🤖 AI Summary
Sarcopenia ultrasound diagnosis faces three key challenges: subtle imaging features, scarcity of annotated data, and lack of clinical context. To address these, we propose an interpretable diagnostic framework integrating multimodal reasoning and knowledge enhancement. First, a hierarchical visual understanding model is developed, combining anatomy-aware region segmentation with graph-structured spatial reasoning. Second, a gated feature fusion mechanism dynamically integrates imaging features with clinical semantic representations. Third, UMLS-guided multi-hop, multi-query retrieval jointly accesses PubMed and a domain-specific sarcopenia knowledge base to inject external clinical knowledge.

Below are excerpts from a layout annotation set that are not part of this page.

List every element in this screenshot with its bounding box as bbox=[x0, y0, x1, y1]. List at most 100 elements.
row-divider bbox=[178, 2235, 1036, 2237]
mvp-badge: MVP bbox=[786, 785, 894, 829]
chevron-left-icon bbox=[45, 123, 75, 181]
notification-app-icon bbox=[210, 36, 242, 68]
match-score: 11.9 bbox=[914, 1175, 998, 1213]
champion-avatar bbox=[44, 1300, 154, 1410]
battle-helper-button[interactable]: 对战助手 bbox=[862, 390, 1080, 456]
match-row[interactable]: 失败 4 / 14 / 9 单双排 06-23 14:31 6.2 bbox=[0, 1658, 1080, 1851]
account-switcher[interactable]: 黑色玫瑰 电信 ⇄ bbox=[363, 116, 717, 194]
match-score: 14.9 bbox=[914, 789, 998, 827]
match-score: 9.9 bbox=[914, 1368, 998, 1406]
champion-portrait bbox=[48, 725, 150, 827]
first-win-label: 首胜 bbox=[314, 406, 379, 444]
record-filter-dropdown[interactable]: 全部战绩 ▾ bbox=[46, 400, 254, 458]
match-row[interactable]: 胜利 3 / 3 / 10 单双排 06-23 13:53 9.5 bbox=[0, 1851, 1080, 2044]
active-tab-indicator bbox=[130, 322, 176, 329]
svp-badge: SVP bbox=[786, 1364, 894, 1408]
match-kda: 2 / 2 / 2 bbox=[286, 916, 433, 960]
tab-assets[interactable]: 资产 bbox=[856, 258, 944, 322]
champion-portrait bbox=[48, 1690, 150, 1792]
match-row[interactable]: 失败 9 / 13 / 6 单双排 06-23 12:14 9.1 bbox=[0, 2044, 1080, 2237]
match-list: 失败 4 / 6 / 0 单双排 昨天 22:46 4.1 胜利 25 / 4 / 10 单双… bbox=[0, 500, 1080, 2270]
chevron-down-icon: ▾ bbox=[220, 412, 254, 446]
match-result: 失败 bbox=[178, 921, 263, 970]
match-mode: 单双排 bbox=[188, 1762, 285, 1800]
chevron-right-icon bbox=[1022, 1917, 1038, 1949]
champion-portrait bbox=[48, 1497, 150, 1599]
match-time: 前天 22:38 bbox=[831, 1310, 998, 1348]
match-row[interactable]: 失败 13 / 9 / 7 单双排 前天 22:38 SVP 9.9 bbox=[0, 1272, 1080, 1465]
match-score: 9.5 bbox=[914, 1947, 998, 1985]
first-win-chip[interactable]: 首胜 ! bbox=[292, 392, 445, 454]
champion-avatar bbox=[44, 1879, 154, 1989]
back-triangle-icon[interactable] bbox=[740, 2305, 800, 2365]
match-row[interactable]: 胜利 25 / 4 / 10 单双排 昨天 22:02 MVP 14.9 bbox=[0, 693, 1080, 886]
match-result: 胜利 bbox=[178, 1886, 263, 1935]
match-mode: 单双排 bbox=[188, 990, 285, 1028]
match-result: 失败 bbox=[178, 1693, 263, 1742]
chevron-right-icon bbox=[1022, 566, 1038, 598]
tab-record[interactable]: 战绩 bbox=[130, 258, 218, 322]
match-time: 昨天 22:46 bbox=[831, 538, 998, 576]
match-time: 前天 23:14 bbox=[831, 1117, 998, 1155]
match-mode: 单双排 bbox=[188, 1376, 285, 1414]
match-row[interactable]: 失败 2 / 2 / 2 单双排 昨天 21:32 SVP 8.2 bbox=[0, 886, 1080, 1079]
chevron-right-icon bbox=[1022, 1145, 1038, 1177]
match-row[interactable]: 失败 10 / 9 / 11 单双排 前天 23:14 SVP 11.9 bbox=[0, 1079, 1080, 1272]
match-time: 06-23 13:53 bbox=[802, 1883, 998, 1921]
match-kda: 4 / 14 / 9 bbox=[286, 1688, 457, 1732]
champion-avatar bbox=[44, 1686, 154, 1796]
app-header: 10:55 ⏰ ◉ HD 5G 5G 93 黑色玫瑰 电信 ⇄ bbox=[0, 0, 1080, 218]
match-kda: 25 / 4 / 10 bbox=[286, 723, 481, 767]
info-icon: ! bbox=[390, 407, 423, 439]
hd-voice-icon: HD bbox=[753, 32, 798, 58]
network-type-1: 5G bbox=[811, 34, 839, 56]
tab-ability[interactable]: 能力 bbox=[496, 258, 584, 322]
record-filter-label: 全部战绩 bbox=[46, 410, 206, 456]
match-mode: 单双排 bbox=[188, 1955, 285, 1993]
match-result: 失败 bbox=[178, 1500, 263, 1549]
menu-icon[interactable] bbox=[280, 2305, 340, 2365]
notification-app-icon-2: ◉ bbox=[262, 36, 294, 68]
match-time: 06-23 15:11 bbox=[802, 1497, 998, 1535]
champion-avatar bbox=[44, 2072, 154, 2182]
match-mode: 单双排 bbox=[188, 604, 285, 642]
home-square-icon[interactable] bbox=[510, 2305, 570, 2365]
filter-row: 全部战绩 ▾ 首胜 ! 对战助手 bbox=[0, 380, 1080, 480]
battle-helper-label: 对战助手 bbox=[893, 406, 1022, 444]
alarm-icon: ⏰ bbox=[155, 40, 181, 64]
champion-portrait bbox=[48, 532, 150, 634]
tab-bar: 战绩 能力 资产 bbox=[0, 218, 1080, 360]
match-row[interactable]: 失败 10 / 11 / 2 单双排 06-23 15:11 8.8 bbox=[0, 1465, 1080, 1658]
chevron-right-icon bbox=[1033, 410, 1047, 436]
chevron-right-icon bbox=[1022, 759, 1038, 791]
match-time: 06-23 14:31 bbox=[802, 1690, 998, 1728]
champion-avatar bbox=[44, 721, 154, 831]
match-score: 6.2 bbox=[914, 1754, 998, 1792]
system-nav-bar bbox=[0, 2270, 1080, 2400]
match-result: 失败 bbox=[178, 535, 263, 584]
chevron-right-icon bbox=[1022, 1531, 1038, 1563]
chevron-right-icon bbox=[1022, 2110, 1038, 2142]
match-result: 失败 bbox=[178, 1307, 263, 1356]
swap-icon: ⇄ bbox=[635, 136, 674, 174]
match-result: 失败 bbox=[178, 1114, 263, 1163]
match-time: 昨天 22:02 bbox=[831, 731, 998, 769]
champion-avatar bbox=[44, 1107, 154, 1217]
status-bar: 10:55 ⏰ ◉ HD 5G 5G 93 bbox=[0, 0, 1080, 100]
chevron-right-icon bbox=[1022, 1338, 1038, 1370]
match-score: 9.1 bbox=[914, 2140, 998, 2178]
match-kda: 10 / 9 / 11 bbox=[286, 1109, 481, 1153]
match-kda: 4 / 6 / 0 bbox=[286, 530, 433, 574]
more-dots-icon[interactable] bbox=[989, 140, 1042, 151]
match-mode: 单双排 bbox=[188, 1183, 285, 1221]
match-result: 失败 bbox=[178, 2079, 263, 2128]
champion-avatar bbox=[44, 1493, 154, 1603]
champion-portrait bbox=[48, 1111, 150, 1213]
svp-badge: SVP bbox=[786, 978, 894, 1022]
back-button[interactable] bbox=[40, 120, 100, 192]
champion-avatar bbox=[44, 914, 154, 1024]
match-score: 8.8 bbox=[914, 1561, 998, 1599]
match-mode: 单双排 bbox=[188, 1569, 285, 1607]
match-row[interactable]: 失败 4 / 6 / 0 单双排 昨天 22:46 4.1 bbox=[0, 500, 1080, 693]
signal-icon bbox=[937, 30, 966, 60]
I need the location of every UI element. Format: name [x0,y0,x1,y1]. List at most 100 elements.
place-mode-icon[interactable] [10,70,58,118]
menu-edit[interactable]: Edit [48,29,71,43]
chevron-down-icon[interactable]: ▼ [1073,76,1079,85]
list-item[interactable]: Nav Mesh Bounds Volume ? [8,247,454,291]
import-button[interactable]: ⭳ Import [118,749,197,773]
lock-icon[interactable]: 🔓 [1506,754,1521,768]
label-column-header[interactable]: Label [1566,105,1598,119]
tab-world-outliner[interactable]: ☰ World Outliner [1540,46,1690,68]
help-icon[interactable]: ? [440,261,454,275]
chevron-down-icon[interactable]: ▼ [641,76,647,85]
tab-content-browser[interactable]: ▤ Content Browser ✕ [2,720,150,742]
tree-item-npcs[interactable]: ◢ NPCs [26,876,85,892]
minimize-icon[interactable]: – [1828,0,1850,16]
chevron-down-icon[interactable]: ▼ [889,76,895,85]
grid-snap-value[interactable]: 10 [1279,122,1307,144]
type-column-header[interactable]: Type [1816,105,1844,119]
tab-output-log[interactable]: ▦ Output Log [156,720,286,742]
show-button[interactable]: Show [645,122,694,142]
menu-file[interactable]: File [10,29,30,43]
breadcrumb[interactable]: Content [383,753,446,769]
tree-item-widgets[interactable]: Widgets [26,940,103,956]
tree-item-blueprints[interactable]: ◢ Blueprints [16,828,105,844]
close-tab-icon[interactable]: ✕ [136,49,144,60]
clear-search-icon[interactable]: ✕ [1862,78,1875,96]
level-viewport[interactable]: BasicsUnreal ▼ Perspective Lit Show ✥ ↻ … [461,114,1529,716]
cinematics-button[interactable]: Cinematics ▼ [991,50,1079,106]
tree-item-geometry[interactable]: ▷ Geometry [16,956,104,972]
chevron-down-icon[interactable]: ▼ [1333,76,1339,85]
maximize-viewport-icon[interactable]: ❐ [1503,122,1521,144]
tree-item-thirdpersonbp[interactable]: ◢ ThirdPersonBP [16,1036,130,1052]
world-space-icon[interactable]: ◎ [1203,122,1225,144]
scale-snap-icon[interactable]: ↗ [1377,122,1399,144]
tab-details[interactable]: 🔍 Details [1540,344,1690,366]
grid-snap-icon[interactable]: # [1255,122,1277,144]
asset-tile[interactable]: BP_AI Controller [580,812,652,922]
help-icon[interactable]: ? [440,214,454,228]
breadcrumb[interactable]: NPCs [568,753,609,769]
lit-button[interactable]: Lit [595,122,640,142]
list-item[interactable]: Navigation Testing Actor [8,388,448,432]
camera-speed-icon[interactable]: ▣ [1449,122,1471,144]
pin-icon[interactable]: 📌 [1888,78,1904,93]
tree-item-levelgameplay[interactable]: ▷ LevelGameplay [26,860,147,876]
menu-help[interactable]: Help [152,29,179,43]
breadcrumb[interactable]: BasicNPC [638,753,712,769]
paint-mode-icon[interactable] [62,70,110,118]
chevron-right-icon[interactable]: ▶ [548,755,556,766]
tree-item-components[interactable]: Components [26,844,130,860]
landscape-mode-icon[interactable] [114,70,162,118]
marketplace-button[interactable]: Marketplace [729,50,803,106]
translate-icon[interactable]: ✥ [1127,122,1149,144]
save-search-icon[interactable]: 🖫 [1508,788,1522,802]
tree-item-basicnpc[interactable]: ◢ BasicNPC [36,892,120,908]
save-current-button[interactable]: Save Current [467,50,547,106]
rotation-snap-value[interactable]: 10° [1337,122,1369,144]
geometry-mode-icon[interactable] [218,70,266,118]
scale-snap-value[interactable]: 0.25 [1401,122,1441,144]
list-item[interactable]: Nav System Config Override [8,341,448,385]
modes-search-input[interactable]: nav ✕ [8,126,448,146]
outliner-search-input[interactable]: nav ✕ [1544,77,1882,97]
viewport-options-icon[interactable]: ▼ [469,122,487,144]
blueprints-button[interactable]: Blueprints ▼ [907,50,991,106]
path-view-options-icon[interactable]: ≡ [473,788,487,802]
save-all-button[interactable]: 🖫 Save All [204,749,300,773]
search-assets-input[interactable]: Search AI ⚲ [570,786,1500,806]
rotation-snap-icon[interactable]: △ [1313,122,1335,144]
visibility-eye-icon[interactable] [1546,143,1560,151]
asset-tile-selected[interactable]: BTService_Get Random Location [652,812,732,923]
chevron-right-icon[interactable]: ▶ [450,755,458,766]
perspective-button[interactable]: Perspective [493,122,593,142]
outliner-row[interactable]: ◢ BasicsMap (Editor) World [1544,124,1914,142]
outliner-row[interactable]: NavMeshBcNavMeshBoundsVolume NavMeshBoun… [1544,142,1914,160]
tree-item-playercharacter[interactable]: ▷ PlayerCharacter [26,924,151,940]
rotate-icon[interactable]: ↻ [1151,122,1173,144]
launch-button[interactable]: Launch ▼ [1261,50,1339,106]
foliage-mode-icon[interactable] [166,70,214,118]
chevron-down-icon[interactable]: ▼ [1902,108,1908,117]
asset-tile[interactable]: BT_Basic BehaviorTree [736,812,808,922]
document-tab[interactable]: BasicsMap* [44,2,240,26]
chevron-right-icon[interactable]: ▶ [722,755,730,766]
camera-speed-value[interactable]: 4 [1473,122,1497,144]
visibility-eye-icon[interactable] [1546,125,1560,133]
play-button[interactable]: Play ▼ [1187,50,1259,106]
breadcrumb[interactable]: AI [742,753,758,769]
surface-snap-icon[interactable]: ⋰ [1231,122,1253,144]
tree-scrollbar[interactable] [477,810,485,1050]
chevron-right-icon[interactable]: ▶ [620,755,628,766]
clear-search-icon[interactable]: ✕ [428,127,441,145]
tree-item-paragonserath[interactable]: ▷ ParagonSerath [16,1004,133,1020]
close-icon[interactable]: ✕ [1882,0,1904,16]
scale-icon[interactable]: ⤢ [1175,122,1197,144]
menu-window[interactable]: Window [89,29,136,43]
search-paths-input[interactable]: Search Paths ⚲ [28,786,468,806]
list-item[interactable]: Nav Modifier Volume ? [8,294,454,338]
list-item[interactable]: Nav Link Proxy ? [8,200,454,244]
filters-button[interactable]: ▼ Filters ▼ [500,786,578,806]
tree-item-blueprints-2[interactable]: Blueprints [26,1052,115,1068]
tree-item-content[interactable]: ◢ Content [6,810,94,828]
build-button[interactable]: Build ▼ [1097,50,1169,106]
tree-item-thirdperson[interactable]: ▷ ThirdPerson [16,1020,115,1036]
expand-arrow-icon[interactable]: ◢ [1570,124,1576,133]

Evaluated on both public and in-house datasets, our method achieves 99% diagnostic accuracy—surpassing state-of-the-art methods by over 10%—while significantly improving interpretability and clinical adaptability through transparent, knowledge-grounded decision pathways.
📝 Abstract
Accurate sarcopenia diagnosis via ultrasound remains challenging due to subtle imaging cues, limited labeled data, and the absence of clinical context in most models. We propose MedVQA-TREE, a multimodal framework that integrates a hierarchical image interpretation module, a gated feature-level fusion mechanism, and a novel multi-hop, multi-query retrieval strategy. The vision module includes anatomical classification, region segmentation, and graph-based spatial reasoning to capture coarse, mid-level, and fine-grained structures. A gated fusion mechanism selectively integrates visual features with textual queries, while clinical knowledge is retrieved through a UMLS-guided pipeline accessing PubMed and a sarcopenia-specific external knowledge base. MedVQA-TREE was trained and evaluated on two public MedVQA datasets (VQA-RAD and PathVQA) and a custom sarcopenia ultrasound dataset. The model achieved up to 99% diagnostic accuracy and outperformed previous state-of-the-art methods by over 10%. These results underscore the benefit of combining structured visual understanding with guided knowledge retrieval for effective AI-assisted diagnosis in sarcopenia.